Contemporary painters are turning to pastels, summer homes are getting sophisticated, and kitchen appliances are being cleverly concealed. Here are the latest trends in art, architecture, and design.
ART
Following in the tradition of such celebrated masters as Renoir, Cassatt, Picasso, and Degas, contemporary artists are working in pastels. These new works, far from the pastoral pieces of yore, are edgy and avant-garde, whether the subject is abstract, figural, or representational. The Swiss-born artist Nicolas Party, for one, has embraced the mellow medium for his supernatural landscapes, portraits, and still-life scenes.
Through the use of soft pastel, Party, who is based in New York City and Brussels, injects an unsettling component into his works, which are familiar yet strangely foreign to the eyes.
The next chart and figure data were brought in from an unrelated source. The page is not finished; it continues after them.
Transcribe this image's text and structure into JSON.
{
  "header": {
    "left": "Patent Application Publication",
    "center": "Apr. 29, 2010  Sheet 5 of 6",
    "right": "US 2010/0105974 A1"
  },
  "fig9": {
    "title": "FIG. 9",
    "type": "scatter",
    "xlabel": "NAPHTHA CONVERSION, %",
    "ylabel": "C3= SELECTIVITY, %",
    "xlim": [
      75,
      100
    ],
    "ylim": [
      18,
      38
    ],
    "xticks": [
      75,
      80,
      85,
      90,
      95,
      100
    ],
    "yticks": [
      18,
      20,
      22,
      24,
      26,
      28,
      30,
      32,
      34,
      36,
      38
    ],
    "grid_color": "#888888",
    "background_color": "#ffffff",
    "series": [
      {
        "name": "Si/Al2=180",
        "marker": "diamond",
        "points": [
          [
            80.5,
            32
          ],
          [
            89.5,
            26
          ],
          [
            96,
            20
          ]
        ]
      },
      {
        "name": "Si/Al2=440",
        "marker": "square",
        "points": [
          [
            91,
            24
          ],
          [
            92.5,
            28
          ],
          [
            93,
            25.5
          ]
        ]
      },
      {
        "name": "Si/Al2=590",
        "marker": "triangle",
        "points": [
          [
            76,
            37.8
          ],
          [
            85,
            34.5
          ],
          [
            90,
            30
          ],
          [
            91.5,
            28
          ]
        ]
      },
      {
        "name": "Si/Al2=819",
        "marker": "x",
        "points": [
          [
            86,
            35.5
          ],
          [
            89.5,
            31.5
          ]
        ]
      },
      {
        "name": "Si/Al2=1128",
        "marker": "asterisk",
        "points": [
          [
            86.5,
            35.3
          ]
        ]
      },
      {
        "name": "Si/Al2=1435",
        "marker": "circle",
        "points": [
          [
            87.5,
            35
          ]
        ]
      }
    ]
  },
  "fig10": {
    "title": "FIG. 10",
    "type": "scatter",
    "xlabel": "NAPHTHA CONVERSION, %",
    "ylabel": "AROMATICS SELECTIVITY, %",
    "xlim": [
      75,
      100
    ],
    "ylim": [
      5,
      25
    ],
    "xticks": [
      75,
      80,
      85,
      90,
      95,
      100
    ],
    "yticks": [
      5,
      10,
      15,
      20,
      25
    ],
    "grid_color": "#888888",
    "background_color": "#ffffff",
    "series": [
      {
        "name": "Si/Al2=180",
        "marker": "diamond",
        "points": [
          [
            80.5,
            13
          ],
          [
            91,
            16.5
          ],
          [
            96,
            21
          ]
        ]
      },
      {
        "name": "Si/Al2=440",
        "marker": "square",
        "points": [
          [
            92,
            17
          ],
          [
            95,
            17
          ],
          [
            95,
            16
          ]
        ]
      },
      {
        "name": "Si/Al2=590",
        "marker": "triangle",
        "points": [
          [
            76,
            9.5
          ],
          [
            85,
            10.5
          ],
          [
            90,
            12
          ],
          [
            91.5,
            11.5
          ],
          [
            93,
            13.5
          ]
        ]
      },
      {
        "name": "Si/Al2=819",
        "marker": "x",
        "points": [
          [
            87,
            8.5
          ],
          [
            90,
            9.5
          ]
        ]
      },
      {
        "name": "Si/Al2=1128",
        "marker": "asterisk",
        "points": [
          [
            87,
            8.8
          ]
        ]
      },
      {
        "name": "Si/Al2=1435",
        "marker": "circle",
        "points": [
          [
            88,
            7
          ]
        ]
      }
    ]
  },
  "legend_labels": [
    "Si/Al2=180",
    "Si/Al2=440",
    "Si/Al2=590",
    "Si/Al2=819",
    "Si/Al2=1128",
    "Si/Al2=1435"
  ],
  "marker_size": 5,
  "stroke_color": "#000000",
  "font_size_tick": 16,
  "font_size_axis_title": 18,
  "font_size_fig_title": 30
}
His February 2020 Los Angeles solo exhibition, his first in the city, featured a series of seemingly traditional-style pastel portraits whose conventionality was undermined by clothing the serious-looking subjects with naturalistic garments ranging from gigantic mushrooms and fully unfurled red roses to frolicking frogs.
Party, who has executed major mural commissions for the Hammer Museum in Los Angeles and the Dallas Museum of Art, “detects surprising connections between seemingly disparate worlds—nature, science, the art historical canon—and invites his viewer to consider alternate realities,” according to Hauser & Wirth, the global gallery that represents him.